You appear to be the bigger person Extending an olive branch Let bygones be bygones The bruises have healed We can be friends We can move one But the truth is your deed will never allow you to be the bigger person. You will always be a whore whether I forgive you or not. Yes we can move on But you are not my friend.
THERAPIST: List what character traits, behaviors and beliefs/interpretations discussed in BORDERLINE PERSONALITY DISORDER DEMYSTIFIED that fit you.

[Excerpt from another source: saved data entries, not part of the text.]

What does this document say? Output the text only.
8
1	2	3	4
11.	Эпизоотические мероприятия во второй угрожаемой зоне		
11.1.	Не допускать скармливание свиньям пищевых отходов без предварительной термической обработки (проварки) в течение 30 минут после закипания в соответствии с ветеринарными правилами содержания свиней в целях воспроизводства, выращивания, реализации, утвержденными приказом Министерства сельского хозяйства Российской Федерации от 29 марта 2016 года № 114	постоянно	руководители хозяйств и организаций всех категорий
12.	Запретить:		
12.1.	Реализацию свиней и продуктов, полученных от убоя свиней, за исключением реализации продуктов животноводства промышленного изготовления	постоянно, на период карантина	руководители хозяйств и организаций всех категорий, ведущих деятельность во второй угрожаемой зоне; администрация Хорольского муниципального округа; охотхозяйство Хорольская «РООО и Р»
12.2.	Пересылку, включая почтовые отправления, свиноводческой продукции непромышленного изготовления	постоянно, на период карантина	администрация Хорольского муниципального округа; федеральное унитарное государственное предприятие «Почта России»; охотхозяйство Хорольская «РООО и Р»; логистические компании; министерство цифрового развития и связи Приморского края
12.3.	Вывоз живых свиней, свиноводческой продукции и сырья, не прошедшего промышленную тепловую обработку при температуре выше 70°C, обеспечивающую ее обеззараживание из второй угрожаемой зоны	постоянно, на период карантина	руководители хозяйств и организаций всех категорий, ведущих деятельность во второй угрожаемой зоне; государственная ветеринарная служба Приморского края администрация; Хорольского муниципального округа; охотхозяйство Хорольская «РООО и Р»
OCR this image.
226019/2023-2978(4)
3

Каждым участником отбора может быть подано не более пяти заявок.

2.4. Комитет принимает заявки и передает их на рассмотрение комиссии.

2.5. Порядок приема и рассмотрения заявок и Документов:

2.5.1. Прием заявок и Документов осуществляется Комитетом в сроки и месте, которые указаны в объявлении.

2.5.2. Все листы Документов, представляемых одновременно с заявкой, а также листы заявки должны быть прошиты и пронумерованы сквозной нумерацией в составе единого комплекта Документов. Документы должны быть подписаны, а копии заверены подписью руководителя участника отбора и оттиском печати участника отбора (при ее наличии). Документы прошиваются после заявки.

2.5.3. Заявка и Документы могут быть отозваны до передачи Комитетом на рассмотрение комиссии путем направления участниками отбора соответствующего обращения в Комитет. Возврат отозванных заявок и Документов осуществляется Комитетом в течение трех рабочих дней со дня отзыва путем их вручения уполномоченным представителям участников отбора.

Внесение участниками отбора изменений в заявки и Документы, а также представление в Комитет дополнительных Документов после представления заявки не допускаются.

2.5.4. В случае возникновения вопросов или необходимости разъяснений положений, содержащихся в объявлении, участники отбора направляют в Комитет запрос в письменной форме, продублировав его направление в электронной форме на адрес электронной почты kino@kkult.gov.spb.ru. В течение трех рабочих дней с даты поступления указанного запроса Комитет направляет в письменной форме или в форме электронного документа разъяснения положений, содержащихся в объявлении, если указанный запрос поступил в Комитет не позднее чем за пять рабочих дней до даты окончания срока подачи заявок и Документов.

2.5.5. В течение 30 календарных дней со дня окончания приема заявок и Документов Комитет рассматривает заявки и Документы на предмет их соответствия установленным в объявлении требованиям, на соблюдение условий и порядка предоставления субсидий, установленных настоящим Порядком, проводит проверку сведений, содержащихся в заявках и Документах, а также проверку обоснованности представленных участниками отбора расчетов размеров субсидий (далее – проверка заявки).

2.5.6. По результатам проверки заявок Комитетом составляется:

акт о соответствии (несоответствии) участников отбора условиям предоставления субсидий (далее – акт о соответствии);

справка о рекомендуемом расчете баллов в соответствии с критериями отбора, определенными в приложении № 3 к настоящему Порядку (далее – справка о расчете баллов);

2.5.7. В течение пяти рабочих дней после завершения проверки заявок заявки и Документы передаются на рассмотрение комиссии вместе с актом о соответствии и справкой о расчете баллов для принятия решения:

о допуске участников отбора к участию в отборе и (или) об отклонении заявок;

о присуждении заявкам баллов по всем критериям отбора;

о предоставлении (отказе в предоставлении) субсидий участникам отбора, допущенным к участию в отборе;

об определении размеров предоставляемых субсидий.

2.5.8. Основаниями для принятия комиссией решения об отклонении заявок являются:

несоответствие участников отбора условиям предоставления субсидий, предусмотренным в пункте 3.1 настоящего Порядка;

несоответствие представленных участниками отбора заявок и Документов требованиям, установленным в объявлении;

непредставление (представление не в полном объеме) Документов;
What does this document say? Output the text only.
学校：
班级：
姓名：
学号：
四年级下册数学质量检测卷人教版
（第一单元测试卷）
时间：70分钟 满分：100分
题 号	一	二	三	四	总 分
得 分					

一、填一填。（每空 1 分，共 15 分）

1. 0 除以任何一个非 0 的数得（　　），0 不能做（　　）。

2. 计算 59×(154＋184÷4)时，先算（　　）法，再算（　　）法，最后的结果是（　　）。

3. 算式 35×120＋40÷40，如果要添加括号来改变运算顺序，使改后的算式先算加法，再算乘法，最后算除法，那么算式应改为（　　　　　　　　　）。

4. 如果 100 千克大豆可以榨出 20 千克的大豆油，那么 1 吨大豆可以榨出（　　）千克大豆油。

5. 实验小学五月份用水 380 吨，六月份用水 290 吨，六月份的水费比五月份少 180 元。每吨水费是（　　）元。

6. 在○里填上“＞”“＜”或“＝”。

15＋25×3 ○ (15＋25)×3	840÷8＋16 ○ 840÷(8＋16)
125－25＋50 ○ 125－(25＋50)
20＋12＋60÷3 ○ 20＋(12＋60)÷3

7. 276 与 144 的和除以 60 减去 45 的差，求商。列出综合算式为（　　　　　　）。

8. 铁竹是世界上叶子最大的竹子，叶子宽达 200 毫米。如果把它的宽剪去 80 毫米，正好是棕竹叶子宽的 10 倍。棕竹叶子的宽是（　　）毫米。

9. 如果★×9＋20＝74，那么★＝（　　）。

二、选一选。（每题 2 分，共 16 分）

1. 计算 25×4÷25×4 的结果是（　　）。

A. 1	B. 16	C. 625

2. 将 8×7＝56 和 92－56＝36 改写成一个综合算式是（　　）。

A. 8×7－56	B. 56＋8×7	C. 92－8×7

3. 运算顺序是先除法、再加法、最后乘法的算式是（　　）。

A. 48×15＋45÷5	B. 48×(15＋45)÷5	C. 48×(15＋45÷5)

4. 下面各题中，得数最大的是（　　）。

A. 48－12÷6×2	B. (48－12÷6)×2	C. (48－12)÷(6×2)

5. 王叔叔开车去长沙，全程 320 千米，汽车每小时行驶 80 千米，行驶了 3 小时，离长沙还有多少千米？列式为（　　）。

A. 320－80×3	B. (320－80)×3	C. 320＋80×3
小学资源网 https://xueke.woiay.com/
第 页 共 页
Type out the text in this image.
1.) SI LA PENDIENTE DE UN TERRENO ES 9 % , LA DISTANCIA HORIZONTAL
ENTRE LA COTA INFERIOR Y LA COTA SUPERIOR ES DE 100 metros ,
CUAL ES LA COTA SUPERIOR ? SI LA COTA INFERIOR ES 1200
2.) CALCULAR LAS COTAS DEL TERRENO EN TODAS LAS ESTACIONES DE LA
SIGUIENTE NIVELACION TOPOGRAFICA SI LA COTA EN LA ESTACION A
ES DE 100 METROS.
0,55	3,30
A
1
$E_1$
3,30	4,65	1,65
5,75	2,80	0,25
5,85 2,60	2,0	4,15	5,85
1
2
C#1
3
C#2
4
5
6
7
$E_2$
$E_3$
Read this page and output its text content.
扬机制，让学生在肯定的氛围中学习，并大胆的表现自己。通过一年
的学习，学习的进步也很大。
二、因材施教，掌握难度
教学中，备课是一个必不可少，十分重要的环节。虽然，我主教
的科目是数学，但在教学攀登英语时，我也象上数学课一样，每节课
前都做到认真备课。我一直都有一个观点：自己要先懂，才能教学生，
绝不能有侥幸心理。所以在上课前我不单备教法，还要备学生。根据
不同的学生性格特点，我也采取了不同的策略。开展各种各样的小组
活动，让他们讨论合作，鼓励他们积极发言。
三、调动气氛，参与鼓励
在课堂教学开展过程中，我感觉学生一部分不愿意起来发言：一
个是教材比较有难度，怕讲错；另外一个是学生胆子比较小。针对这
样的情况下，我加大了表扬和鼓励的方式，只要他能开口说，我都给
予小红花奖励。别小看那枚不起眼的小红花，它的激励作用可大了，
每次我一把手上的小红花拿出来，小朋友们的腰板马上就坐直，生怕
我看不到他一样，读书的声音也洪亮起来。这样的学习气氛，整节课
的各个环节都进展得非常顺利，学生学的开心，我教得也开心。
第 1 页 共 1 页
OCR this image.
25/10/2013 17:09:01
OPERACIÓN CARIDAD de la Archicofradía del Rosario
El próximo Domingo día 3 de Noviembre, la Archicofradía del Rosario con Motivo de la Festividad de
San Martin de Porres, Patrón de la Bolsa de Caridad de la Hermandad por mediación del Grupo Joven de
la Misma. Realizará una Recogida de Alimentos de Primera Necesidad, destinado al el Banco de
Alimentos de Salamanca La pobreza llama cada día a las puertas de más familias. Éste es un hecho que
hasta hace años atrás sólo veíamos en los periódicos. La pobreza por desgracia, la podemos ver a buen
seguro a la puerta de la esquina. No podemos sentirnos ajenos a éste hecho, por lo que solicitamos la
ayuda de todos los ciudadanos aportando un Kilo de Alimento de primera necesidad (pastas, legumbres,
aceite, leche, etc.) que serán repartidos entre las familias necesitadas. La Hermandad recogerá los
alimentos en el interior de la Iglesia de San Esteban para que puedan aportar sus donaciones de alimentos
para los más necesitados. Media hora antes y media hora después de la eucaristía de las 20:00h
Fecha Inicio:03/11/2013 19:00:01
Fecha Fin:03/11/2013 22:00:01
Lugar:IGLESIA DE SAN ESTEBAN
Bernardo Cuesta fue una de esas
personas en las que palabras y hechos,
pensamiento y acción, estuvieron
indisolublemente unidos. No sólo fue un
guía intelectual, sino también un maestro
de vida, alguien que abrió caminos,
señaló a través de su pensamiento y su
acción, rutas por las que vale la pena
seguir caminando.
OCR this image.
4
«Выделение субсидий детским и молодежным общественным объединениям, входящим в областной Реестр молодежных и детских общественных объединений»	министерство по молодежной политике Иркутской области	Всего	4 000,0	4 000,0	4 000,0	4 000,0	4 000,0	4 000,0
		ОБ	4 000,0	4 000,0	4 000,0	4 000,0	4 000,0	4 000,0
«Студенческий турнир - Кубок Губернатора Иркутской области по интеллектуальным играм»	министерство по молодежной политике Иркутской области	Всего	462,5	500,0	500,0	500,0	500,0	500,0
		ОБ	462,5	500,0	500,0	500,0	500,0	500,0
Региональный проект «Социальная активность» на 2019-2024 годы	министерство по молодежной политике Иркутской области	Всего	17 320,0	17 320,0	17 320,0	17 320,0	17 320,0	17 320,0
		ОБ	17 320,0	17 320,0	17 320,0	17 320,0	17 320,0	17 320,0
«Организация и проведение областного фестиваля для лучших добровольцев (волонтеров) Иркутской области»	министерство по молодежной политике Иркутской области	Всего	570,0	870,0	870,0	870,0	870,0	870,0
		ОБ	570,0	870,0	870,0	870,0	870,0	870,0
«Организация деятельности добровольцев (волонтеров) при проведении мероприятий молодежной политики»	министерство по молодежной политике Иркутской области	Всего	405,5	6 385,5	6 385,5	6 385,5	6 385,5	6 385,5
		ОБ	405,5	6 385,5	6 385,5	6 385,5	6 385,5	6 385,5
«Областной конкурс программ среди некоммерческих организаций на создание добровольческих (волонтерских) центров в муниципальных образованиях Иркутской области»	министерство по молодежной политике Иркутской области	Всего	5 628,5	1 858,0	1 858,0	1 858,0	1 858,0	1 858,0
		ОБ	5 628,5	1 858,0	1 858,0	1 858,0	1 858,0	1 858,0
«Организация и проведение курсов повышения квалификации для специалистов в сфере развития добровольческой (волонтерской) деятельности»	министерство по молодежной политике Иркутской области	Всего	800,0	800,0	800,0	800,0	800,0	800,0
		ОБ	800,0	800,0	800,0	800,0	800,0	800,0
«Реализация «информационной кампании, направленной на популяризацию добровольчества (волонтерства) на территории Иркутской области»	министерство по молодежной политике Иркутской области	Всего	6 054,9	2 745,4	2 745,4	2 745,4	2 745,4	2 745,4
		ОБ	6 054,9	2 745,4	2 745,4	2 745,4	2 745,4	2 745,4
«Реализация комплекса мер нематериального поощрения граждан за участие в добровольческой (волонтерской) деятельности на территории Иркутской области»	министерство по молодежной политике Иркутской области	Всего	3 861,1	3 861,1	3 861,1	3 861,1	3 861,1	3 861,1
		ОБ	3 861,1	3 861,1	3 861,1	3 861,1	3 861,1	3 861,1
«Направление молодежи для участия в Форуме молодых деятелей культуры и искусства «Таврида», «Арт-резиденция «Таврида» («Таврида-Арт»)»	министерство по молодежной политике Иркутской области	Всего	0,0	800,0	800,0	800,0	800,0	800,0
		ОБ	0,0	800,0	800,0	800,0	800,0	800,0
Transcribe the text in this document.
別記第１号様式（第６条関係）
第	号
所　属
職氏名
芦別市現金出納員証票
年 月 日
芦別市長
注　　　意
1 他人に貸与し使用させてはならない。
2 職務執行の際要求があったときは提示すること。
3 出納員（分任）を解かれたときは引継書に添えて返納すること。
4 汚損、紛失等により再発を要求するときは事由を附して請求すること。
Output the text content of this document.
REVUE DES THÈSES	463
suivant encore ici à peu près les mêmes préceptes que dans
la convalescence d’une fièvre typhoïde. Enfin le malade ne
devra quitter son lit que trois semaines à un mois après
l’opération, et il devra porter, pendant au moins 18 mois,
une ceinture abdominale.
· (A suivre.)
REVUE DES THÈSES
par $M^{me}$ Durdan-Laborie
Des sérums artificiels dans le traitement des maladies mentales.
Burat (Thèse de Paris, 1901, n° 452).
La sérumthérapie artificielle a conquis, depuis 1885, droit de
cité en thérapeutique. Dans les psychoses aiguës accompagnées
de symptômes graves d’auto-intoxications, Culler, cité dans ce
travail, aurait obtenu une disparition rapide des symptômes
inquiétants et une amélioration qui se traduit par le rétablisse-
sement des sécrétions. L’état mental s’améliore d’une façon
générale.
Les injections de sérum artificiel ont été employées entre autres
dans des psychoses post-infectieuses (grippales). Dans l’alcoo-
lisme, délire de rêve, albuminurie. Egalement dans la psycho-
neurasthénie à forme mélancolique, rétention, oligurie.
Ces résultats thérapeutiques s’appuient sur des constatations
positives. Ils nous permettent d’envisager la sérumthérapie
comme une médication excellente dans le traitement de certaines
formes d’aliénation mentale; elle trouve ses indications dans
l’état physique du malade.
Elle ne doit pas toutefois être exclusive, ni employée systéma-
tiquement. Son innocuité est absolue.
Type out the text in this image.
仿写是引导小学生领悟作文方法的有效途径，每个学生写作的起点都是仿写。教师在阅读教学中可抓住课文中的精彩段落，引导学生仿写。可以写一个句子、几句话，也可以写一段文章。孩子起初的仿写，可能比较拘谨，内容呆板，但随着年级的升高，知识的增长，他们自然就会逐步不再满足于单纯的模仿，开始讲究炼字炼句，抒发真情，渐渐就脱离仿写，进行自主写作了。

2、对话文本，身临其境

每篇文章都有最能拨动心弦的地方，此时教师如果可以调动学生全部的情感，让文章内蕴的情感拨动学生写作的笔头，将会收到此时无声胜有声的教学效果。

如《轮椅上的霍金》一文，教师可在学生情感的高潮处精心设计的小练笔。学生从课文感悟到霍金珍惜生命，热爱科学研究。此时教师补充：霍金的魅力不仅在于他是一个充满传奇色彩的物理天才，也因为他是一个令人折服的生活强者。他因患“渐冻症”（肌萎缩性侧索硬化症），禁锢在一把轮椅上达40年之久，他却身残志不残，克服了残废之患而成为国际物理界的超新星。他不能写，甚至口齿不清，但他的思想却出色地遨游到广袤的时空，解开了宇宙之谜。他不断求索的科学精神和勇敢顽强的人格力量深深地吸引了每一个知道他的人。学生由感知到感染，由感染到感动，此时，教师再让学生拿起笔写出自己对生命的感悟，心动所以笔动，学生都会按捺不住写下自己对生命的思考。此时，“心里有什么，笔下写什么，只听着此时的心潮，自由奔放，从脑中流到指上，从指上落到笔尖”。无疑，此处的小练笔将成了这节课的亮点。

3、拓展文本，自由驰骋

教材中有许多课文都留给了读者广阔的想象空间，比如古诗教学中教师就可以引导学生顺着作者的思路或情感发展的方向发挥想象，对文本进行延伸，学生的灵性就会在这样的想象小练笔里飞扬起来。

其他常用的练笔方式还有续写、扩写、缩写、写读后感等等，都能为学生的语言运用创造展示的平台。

Poorly regulated emotions Impulsivity Impaired perception and reasoning Markedly disturb relationships Anxiety Chronic feelings of emptiness Impulsive behavior that harms me Suicidal ideation Self-mutilating Disassociative symptoms Depersonalization Unstable self-image or sense of self Frantic efforts to avoid real or imagined abandonment Feelings of inferiority Negative therapeutic reactions Environmental risk factors Early separation or loss Trauma Ineffective parenting Poor emotional control Emotional lability Post-traumatic stress disorder Mood disorders Substance use Disorders Anorexia Depression Sleep disorders Low energy Low self-esteem Poor concentration or difficulty making decisions Feelings of hopelessness Panic disorders Partially Narcissistic Histrionic Dependent Paranoia
THERAPIST: List what character traits, behaviors and beliefs/interpretations discussed in BORDERLINE PERSONALITY DISORDER DEMYSTIFIED that don’t fit you.
I’m sitting in a war torn apocalypse contemplating the consequences of trying to escape. Shall I remain in its painful comfort or enter the imaginary world of light where bad things are just bad dreams and the rest of life is candy, cakes and ice cream.